Why go? Case stands at the helm of Aon after a particularly tumultuous time in the broking giant’s history. The FSA fined the broker £5.25m in January 2009 after “suspicious payments” of about $7m (£4.6m) were paid to both businesses and individuals in six countries including Bangladesh, Burma and Vietnam. Last year, Aon landed in hot water with clients including Deutsche Bank for selling information to insurers via its new Global Risk Insight Platform (GRIP). Case has also defended Aon’s controversial decision to resume taking contingent commissions.
What you should ask: “Do contingent commissions cause conflicts of interest?”
Most likely to say: “The constant mantra for Aon colleagues is: ‘How can I help a client or help a colleague help a client?’.”
Least likely to say: “We’re with Willis when it comes to commissions.”
2. Fraud – why it’s a broker issue
Wednesday 11 May 16.10–17.00
Who? Glen Marr is director of the Insurance Fraud Bureau.
Why go? Glen Marr will describe how the IFB operates and how brokers can help to reduce insurance fraud, which according to the ABI fraud costs the sector an estimated £1.9bn in undetected fraud every year.
What you should ask: “Why is the industry record on sharing fraud data so poor?”
Most likely to say: “We need to work together to catch fraudsters.”
Least likely to say: “Insurance fraud is a victimless crime.”
3. The regulatory forum
Thursday 12 May 09.30–10.30
Chaired by: Andrew Neil
Who’s on the forum? Andy Homer, group chief executive, Towergate Partnership; Stuart Reid, chief executive, Bluefin; Brendan McManus, chief executive, Willis UK and Ireland; Steve White, head of compliance and training, Biba.
Why go? Next year, the unloved FSA will be replaced by the Consumer Protection and Markets Authority and the Prudential Regulatory Authority. Biba has published a report on what brokers can expect from the new regime. The panel will discuss Biba’s report and their own views on how the new regulatory authorities should treat insurance brokers.
What you should ask: “How can the sector lobby effectively to ensure fair fees for brokers under the new regime?”
Panel’s opinion most likely to be: “Brokers should not be lumped in with the banks.”
Least likely to be: “Bring back the FSA.”
4. Marketing your business: What do digital marketing and social media mean for the insurance community?
Thursday 12 May 10.30-11.20
Who? Leighann Burtrand, head of communications, Biba; Neil Grimshaw, broker, Ravenhall Risk Solutions; Tim Mears, social media executive, Pancentric Digital; Jimmi Prebble, head of digital strategy, Pancentric Digital.
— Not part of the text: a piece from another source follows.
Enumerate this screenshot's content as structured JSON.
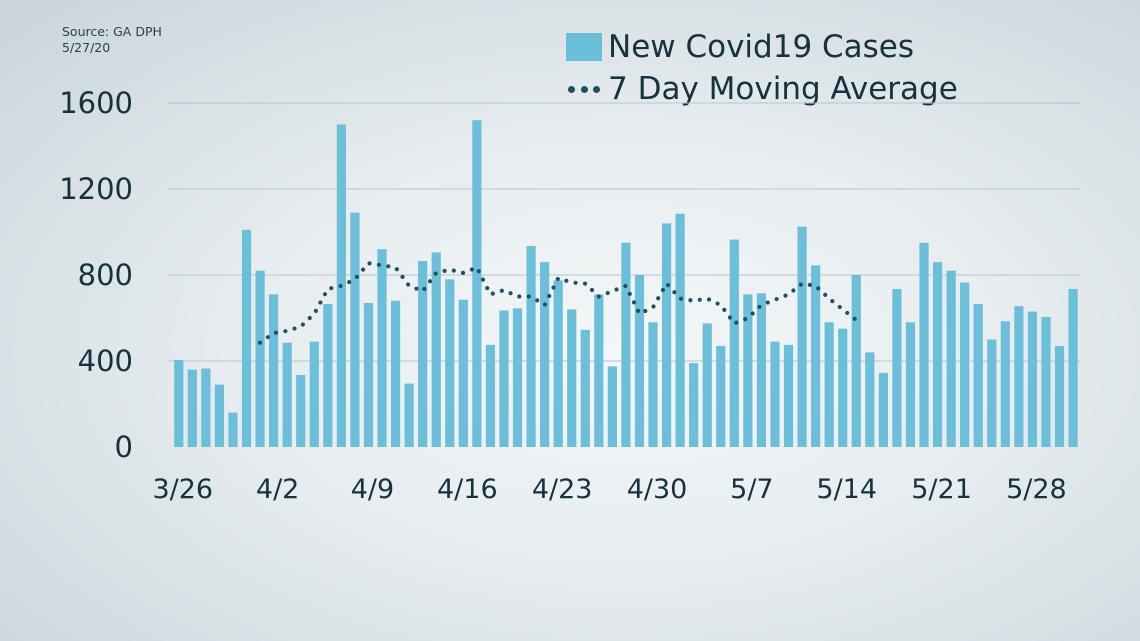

Why go? The panellists will discuss the importance of social media and online marketing activity as part of the insurance community’s sales toolkit. Topics include the emergence of YouTube as a support tool for search marketing activity, the growth of social media in the insurance sector, integrating digital marketing with traditional advertising, and how online marketing can be used to understand more about target consumers.
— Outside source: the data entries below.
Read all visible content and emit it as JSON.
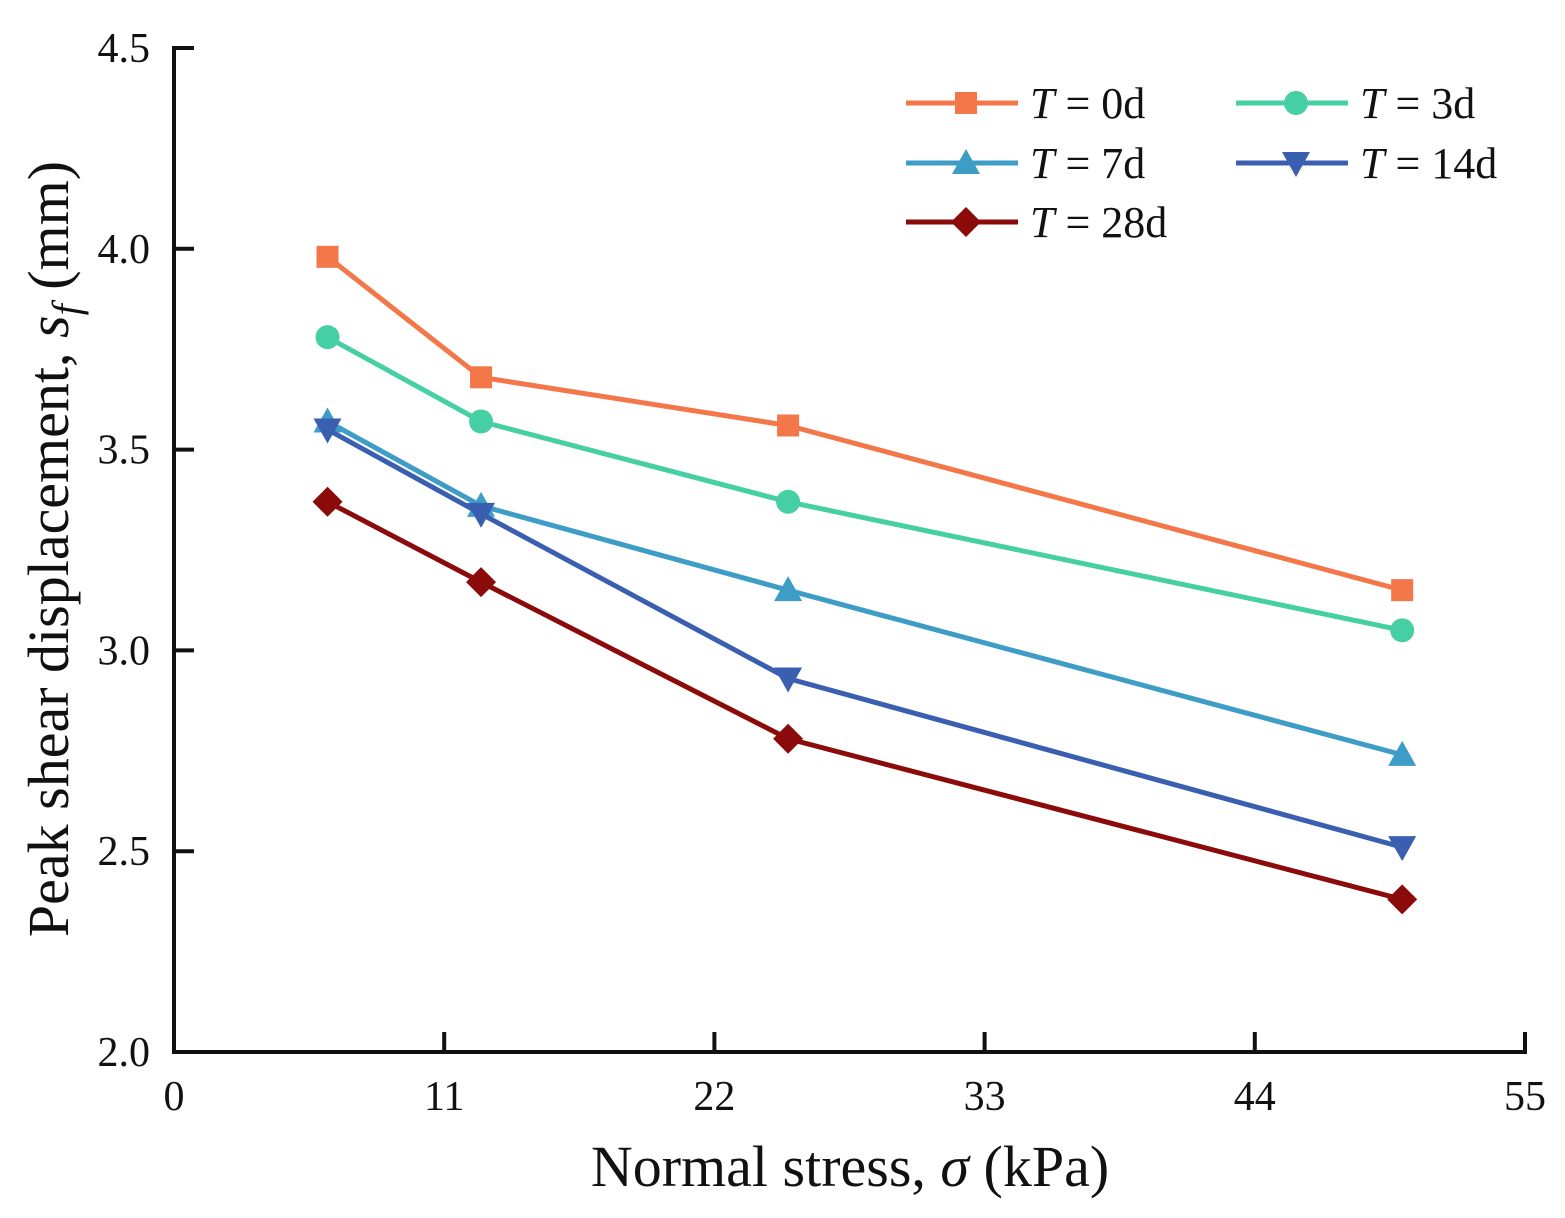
{
  "chart_data": {
    "type": "line",
    "title": "",
    "xlabel": "Normal stress, σ (kPa)",
    "xlabel_parts": {
      "pre": "Normal stress, ",
      "symbol": "σ",
      "post": " (kPa)"
    },
    "ylabel": "Peak shear displacement, s_f (mm)",
    "ylabel_parts": {
      "pre": "Peak shear displacement, ",
      "symbol": "s",
      "sub": "f",
      "post": " (mm)"
    },
    "xlim": [
      0,
      55
    ],
    "ylim": [
      2.0,
      4.5
    ],
    "xticks": [
      0,
      11,
      22,
      33,
      44,
      55
    ],
    "xtick_labels": [
      "0",
      "11",
      "22",
      "33",
      "44",
      "55"
    ],
    "yticks": [
      2.0,
      2.5,
      3.0,
      3.5,
      4.0,
      4.5
    ],
    "ytick_labels": [
      "2.0",
      "2.5",
      "3.0",
      "3.5",
      "4.0",
      "4.5"
    ],
    "grid": false,
    "legend_position": "top-right",
    "x": [
      6.25,
      12.5,
      25,
      50
    ],
    "series": [
      {
        "name": "T = 0d",
        "label_pre": "T",
        "label_post": " = 0d",
        "color": "#F4774A",
        "marker": "square",
        "values": [
          3.98,
          3.68,
          3.56,
          3.15
        ]
      },
      {
        "name": "T = 3d",
        "label_pre": "T",
        "label_post": " = 3d",
        "color": "#45CFA3",
        "marker": "circle",
        "values": [
          3.78,
          3.57,
          3.37,
          3.05
        ]
      },
      {
        "name": "T = 7d",
        "label_pre": "T",
        "label_post": " = 7d",
        "color": "#3E9DC6",
        "marker": "triangle-up",
        "values": [
          3.57,
          3.36,
          3.15,
          2.74
        ]
      },
      {
        "name": "T = 14d",
        "label_pre": "T",
        "label_post": " = 14d",
        "color": "#3A5FB0",
        "marker": "triangle-down",
        "values": [
          3.55,
          3.34,
          2.93,
          2.51
        ]
      },
      {
        "name": "T = 28d",
        "label_pre": "T",
        "label_post": " = 28d",
        "color": "#8B0A0A",
        "marker": "diamond",
        "values": [
          3.37,
          3.17,
          2.78,
          2.38
        ]
      }
    ]
  }
}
What you should ask: “What are the biggest pitfalls of social media?”
Most likely to say: “Brokers need to tap into the potential business opportunities offered by social media.”
Least likely to say: “Only small birds can tweet.”
5. Lord Alan Sugar, interviewed by Andrew Neil
Thursday 12 May 12.10–13.00
Who? Lord Sugar is Britain’s most famous entrepreneur, thanks to his central role on hit reality TV show The Apprentice.
Why go? Born in a council estate in the East End of London, Sugar now has an estimated fortune of £730m and was ranked 84th in the Sunday Times Rich List 2010. In 2007, he sold his company Amstrad to BSkyB for about £125m. Thanks to The Apprentice, he is now best known for his gruff exterior and for humiliating candidates. Critics have called Sugar out of touch for his stern management style and his views on hiring women who might have children (he doesn’t). In 2005, he made one of the least savvy technology predictions ever when he said the iPod would be “dead, finished, gone, kaput” by the following Christmas.
What you should ask: “So, what do you think about the iPod2?”
Most likely to say: “Young people are interested to see how I came from nowhere and ended up a millionaire – there is no reason why they can’t do the same.”
Least likely to say: “Let’s have a group hug.”
And the rest ...
Wednesday 11 May, 14.10–15.00
Ed Stafford, explorer, writer and adventurer
Ed Stafford talks about becoming the first man in history to walk the entire length of the Amazon River last year.
Wednesday 11 May, 16.10–17.00
New risks, new opportunities
Graeme Newman, business development director of CFC Underwriting, shows how the technology landscape presents new risk exposures for traditional and virtual businesses.
The Trunki story – how to beat the Dragons
Once rejected by the entrepreneurs of Dragon’s Den, Rob Law is the brain behind Trunki, a ride-on suitcase for globetrotting toddlers that is now sold in 50 counties. Law appointed Brownhills Insurance Agents to help him find the right insurer after he found it difficult to get cover to expand into the US market.
Thursday 12 May, 10.30–11.20
The law of agency/duty of disclosure
Flaxman Partners managing director Roger Flaxman; Tom McGrath CBE; and Beachcroft partner Emma Bates discuss new rules around disclosure sparked by the case of Nicholas G Jones v Environcom Ltd and Miles Smith Insurance Brokers.
Presentation skills workshop
Professional speaker Graham Davies tells brokers how to make effective presentations and hone their public speaking skills.
The small business workshop
Beachcroft partner Matthew Ratter; Richard Ansell of the Information Commissioner’s Office; Peninsula Business Services solicitor Mark Owen and risk services director Neil Hodgson. The experts offer advice on how brokers can help SMEs keep up to date with legislative and regulatory requirements.
Fringe session 1
Wednesday 11 May, 11:45–12:30
Session A: Accessing the Lloyd’s market
This will include presentations from market practitioners explaining how a regional broker can make a successful transition to the London market. Attendees will receive a ‘roadmap’ to assist them in their dealings with Lloyd’s.
Session B: Guernsey
The session promises to cut through business jargon and provided the basic essentials all brokers should know about captives.
Session C: A cunning scheme for profit (sponsored by UK Insurance General)
An overview of the schemes marketplace.
Fringe session 2
Wednesday 11 May, 13:00–13:45
Session D: Andy Tenant (sponsored by Davies Group):
Renowned UK cyclist Andy Tenant talks about what it takes to become a world-class athlete.
Session E: Biba brokerASSESS
An overview of Biba’s online learning and assessment tool, BrokerASSESS.
Fringe session 3
Thursday 12 May, 13:45–14:30
Session G: Biba BrokerASSESS (see above)
Session H: Guava
Guava insurance specialist Nigel Townend explains the business benefits of search engine marketing
Session J: The challenges and opportunities for financial protection in the UK
This explores the current situation of the financial protection industry in the UK.